Depuis le début du mouvement des GJ, nous avons soutenu plusieurs centaines de personnes en garde à vue, lors de comparutions immédiates, de procès de renvoi ou d’appels mais aussi lors de leur détention. Ce suivi débute souvent par un appel des proches sur notre ligne de téléphone, par des demandes de conseils ou d’aide reçues sur notre adresse mail. Cela semble peu au regard du nombre d’interpelé·e·s de ces derniers mois, mais c’est énorme en termes d’interventions, de suivis et de prises en charge individuelles.

Parmi nos principes, nous avons décidé de supprimer les rapports d’argent entre les prévenu·e·s et les avocat·e·s, avec qui nous nous sommes entendu.e.s au préalable sur des tarifs planchers. Nous préférons que la solidarité financière joue à tous les niveaux : les prévenu·e·s versent ce qu’ils·elles peuvent à la cagnotte, en invitant également tout leur entourage à y participer ou en faisant jouer la solidarité en organisant des évènements de soutien ou des collectes de solidarité… Ce qui est totalement différent de verser directement les honoraires à un·e avocat·e.

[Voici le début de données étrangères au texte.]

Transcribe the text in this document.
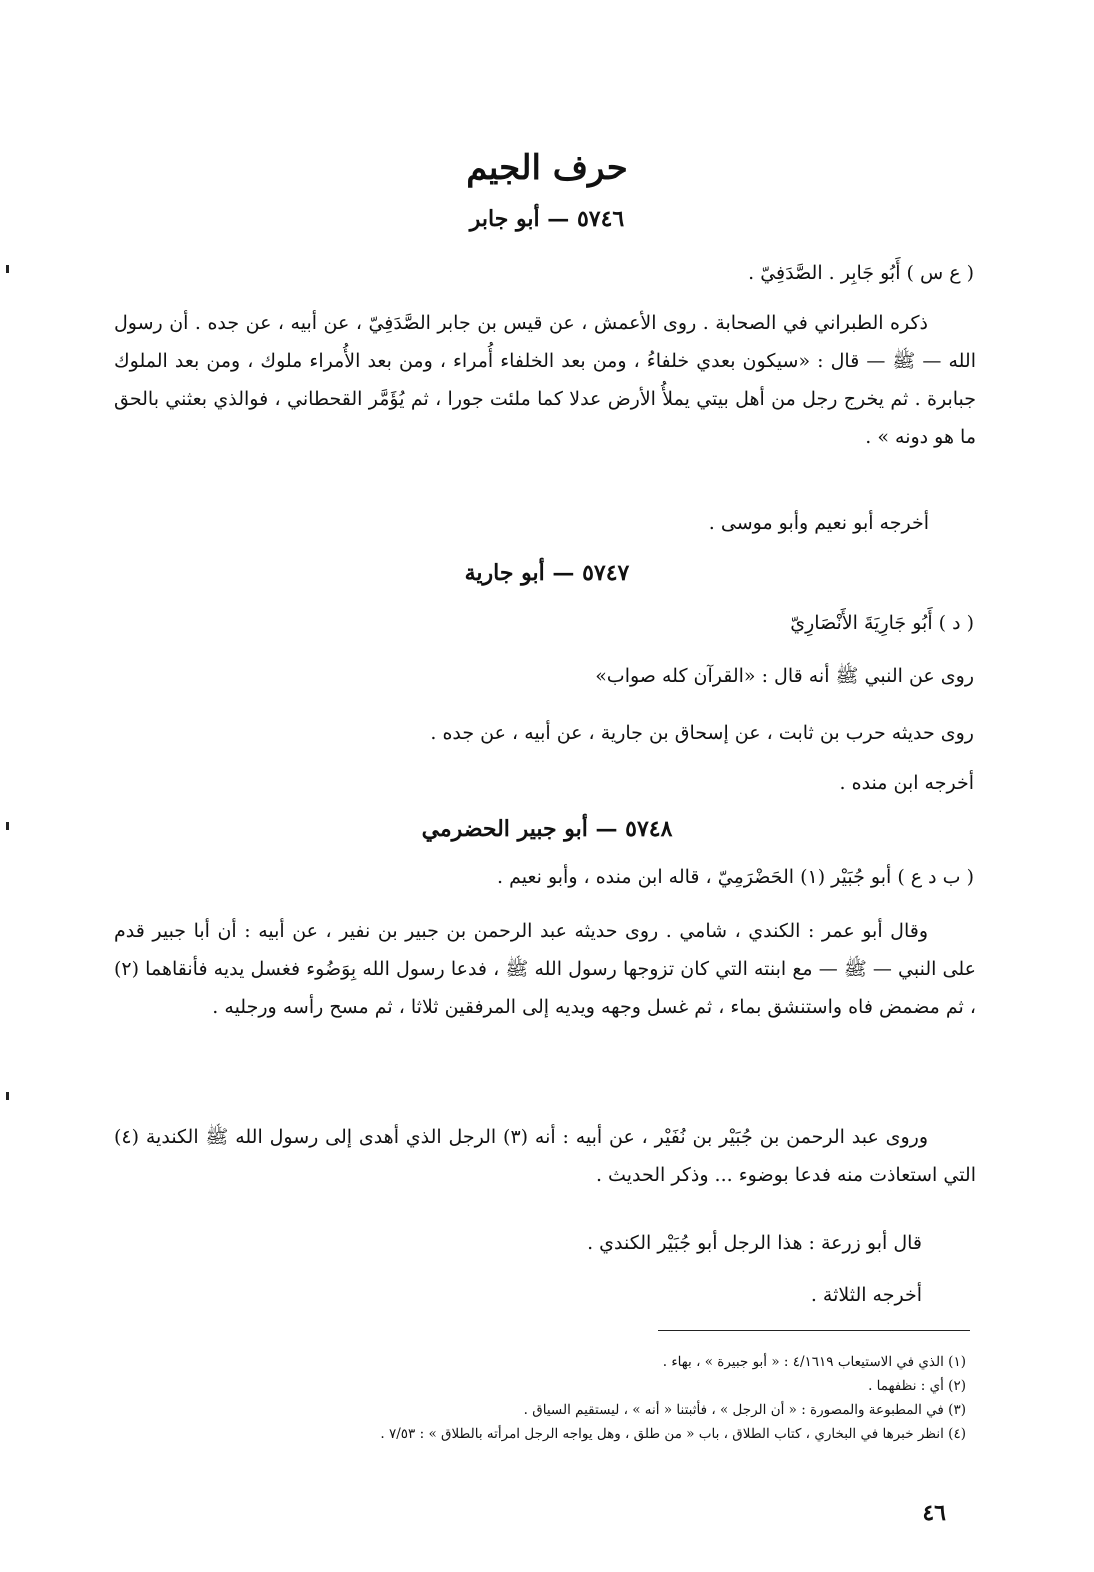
حرف الجيم
٥٧٤٦ — أبو جابر
( ع س ) أَبُو جَابِر . الصَّدَفِيّ .
ذكره الطبراني في الصحابة . روى الأعمش ، عن قيس بن جابر الصَّدَفِيّ ، عن أبيه ، عن جده . أن رسول الله — ﷺ — قال : «سيكون بعدي خلفاءُ ، ومن بعد الخلفاء أُمراء ، ومن بعد الأُمراء ملوك ، ومن بعد الملوك جبابرة . ثم يخرج رجل من أهل بيتي يملأُ الأرض عدلا كما ملئت جورا ، ثم يُؤَمَّر القحطاني ، فوالذي بعثني بالحق ما هو دونه » .
أخرجه أبو نعيم وأبو موسى .
٥٧٤٧ — أبو جارية
( د ) أَبُو جَارِيَةَ الأَنْصَارِيّ
روى عن النبي ﷺ أنه قال : «القرآن كله صواب»
روى حديثه حرب بن ثابت ، عن إسحاق بن جارية ، عن أبيه ، عن جده .
أخرجه ابن منده .
٥٧٤٨ — أبو جبير الحضرمي
( ب د ع ) أبو جُبَيْر (١) الحَضْرَمِيّ ، قاله ابن منده ، وأبو نعيم .
وقال أبو عمر : الكندي ، شامي . روى حديثه عبد الرحمن بن جبير بن نفير ، عن أبيه : أن أبا جبير قدم على النبي — ﷺ — مع ابنته التي كان تزوجها رسول الله ﷺ ، فدعا رسول الله بِوَضُوء فغسل يديه فأنقاهما (٢) ، ثم مضمض فاه واستنشق بماء ، ثم غسل وجهه ويديه إلى المرفقين ثلاثا ، ثم مسح رأسه ورجليه .
وروى عبد الرحمن بن جُبَيْر بن نُفَيْر ، عن أبيه : أنه (٣) الرجل الذي أهدى إلى رسول الله ﷺ الكندية (٤) التي استعاذت منه فدعا بوضوء ... وذكر الحديث .
قال أبو زرعة : هذا الرجل أبو جُبَيْر الكندي .
أخرجه الثلاثة .
(١) الذي في الاستيعاب ٤/١٦١٩ : « أبو جبيرة » ، بهاء .
(٢) أي : نظفهما .
(٣) في المطبوعة والمصورة : « أن الرجل » ، فأثبتنا « أنه » ، ليستقيم السياق .
(٤) انظر خبرها في البخاري ، كتاب الطلاق ، باب « من طلق ، وهل يواجه الرجل امرأته بالطلاق » : ٧/٥٣ .
٤٦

Nous tentons ainsi d’atténuer les effets de la répression en faisant vivre concrètement la solidarité, au-delà des mots. Nous tentons de couper la chaîne de culpabilité que les institutions policière et judiciaire tentent d’inoculer en chacun·e·s des interpelé·e·s. La répression vise à individualiser au maximum, couper les gens du collectif, nier les motivations politiques de la mobilisation et terroriser. Voilà ce que nous combattons.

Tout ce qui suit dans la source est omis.